Recently I was seeing a boxer for a persistent cough. I have treated this pet several times without concern or incident, but this time was different. I was petting the dog as I interviewed the owners about his condition. He is a large dog and was standing on the floor. As I leaned toward him to start my examination, my “vet sense” began to tingle. A point of explanation: “Vet sense” is a sort of precognitive warning of impending trouble and/or danger. It works equally well with animals and clients. You just have to learn to heed its warning.
So my “vet sense” began to tingle. The dog’s ears pinned back, he let out a low growl, and lunged at my face. As all this occurred, I instantly began leaning back to take myself out of his strike range. I saw and heard his teeth clap together as I escaped being bitten in the face by just inches. The client was appalled and apologetic of their dog’s behavior. For me it was all in a day’s work and I will never examine this particular pet again without it wearing a muzzle. No harm, no foul, lesson learned. The real problems occur when you actively ignore the tenets of common sense and precognitive gifts.
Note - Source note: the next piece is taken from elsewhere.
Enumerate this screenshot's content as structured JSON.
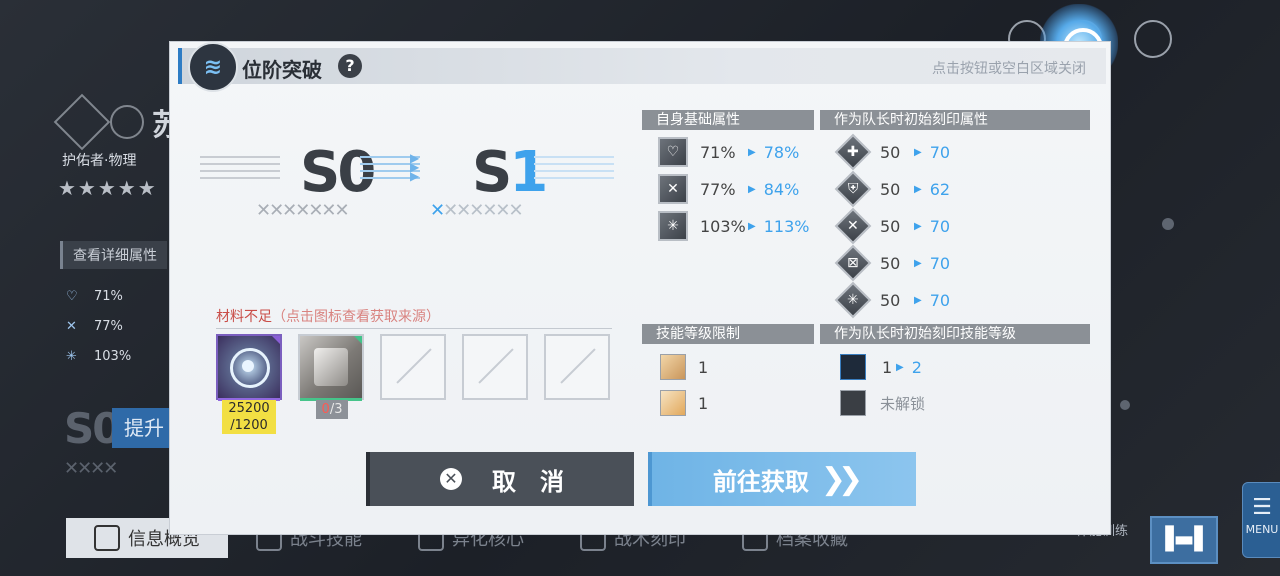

I was contracted by a client to examine a group of juvenile Burmese Pythons for the purpose of writing interstate health certificates for shipping. These are not
the snakes you see draped
across people’s shoulders at the beach and other public places.
Burmese Pythons are the snakes decimating the Everglades as an invasive species. They are aggressive and have a bad attitude. I was examining a group a couple of months old which fit into the palm of my hand. After examining the group of six, I just felt the need to take a closer look since this was such a rare opportunity. They were so tiny and beautiful, I had to have a closer look just for the sake of their beauty. I placed one in the palm of my hand and held it towards my face to get a closer look. !!!BAM!!! The little so and so struck me on my left cheek. The small wound stung like crazy and bled freely. A deluxe stupid move on my part for sure.
So with that adventure, I have become a very well diversified veterinarian when it comes to animal bites. In addition to all the usual pets, I have been bitten by birds, a skunk, lizards, snakes, and three species of monkeys. Unfortunately as my patient population continues to diversify, so does my possibility of new bites. I knew the job was dangerous when I took it.